For more information on the BMAT test, go to their website.
As a result of Covid-19, BMAT testing has been affected. For the latest information check online.
The Graduate Medical School Admissions Test is generally used for graduate-entry medicine programmes but is also required for a small number of entry-level programs. It is designed to assess your ability to undertake high-level intellectual studies in the medical and health professional programs.
The test is broken into three sections:
Reasoning in humanities and social sciences – this section looks at how well you interpret and understand ideas in social and cultural contexts.
Written communication – this section contains two written tasks which share a common theme and is designed to assess your ability to produce and develop ideas in your writing.
Reasoning in biological and physical sciences – this section assesses your reasoning in chemistry (40%), biology (40%) and physics (20%)

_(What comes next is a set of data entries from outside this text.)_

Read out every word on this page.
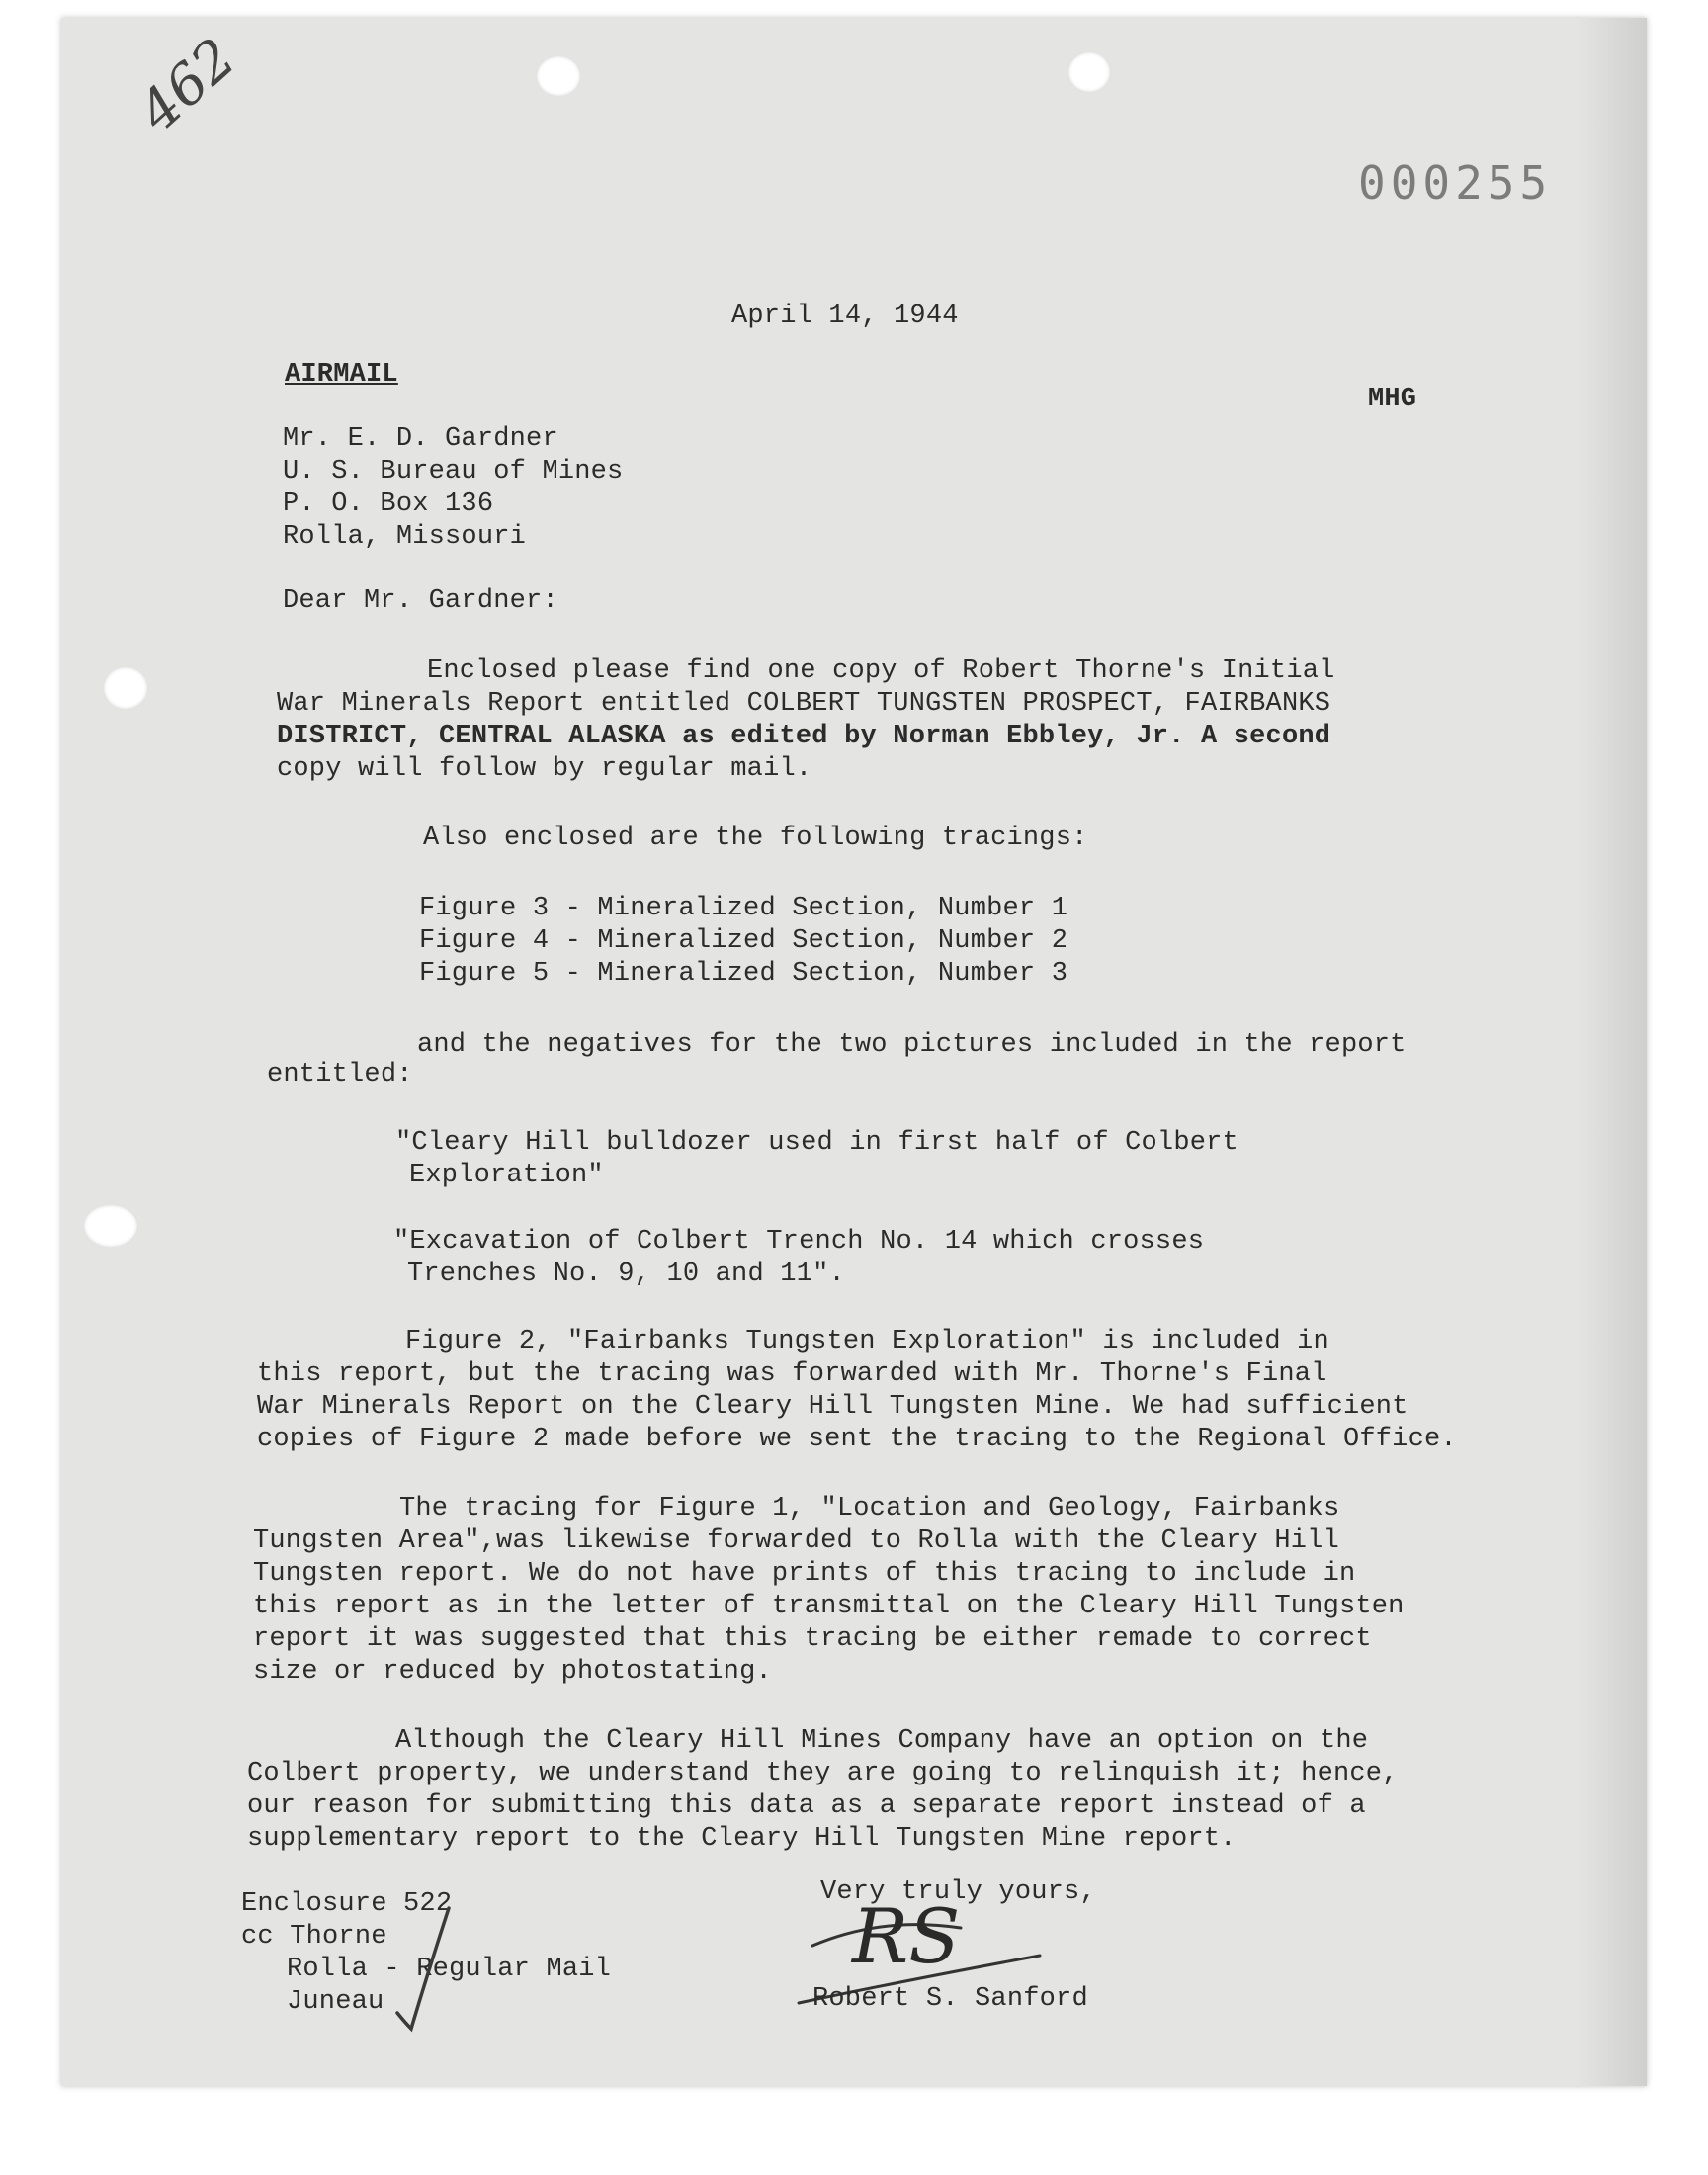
462
000255
April 14, 1944
AIRMAIL
MHG
Mr. E. D. Gardner
U. S. Bureau of Mines
P. O. Box 136
Rolla, Missouri
Dear Mr. Gardner:
Enclosed please find one copy of Robert Thorne's Initial
War Minerals Report entitled COLBERT TUNGSTEN PROSPECT, FAIRBANKS
DISTRICT, CENTRAL ALASKA as edited by Norman Ebbley, Jr. A second
copy will follow by regular mail.
Also enclosed are the following tracings:
Figure 3 - Mineralized Section, Number 1
Figure 4 - Mineralized Section, Number 2
Figure 5 - Mineralized Section, Number 3
and the negatives for the two pictures included in the report
entitled:
"Cleary Hill bulldozer used in first half of Colbert
Exploration"
"Excavation of Colbert Trench No. 14 which crosses
Trenches No. 9, 10 and 11".
Figure 2, "Fairbanks Tungsten Exploration" is included in
this report, but the tracing was forwarded with Mr. Thorne's Final
War Minerals Report on the Cleary Hill Tungsten Mine. We had sufficient
copies of Figure 2 made before we sent the tracing to the Regional Office.
The tracing for Figure 1, "Location and Geology, Fairbanks
Tungsten Area",was likewise forwarded to Rolla with the Cleary Hill
Tungsten report. We do not have prints of this tracing to include in
this report as in the letter of transmittal on the Cleary Hill Tungsten
report it was suggested that this tracing be either remade to correct
size or reduced by photostating.
Although the Cleary Hill Mines Company have an option on the
Colbert property, we understand they are going to relinquish it; hence,
our reason for submitting this data as a separate report instead of a
supplementary report to the Cleary Hill Tungsten Mine report.
Enclosure 522
cc Thorne
Rolla - Regular Mail
Juneau
Very truly yours,
RS
Robert S. Sanford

Be clear on your strengths and your weaknesses and study accordingly - don’t just hope something doesn’t come up in the test.
Once again, maths, biology, chemistry and physics are going to be vital - don’t scrimp on any of them.
In terms of time, this is a beast of an exam. Practice sitting the whole exam at home to get a good idea of how it feels.
If we’re talking about the best books out there for the GAMSAT, it’s hard to look past The Gold Standard complete set. This is by far the best option out there but doesn’t come cheap. If you’re looking for something more affordable, think about buying the individual books you might need, or else the GAMSAT preparation books are much cheaper.
This is a big test - 4 hours 45 minutes to be exact, which includes 19 minutes of reading time and a 30 mins break.
The test can be taken at two points of the year, in March and September, and should be taken during the academic year in which you’re applying to university. It costs £268 for UK students or €341 for students from Ireland. Registration for the test runs between early November and early February.
For more information on the GAMSAT test, go to their website.
As a result of Covid-19, GAMSAT testing has been affected. For the latest information check online.
Step 3 - Prepare, prepare, prepare
Whichever exam you need to take, once get your hands on a study guide and some past exam papers, the real hard work begins. The number of people who arrive badly prepared each year is enough for both tests to mention it on their websites - don’t be one of those people.
Like many things in life, hard work pays off. Both the study guide and past papers are vital, and though some might get more out of one than the other, it’s generally best to try and mix up your studying time and do plenty of both.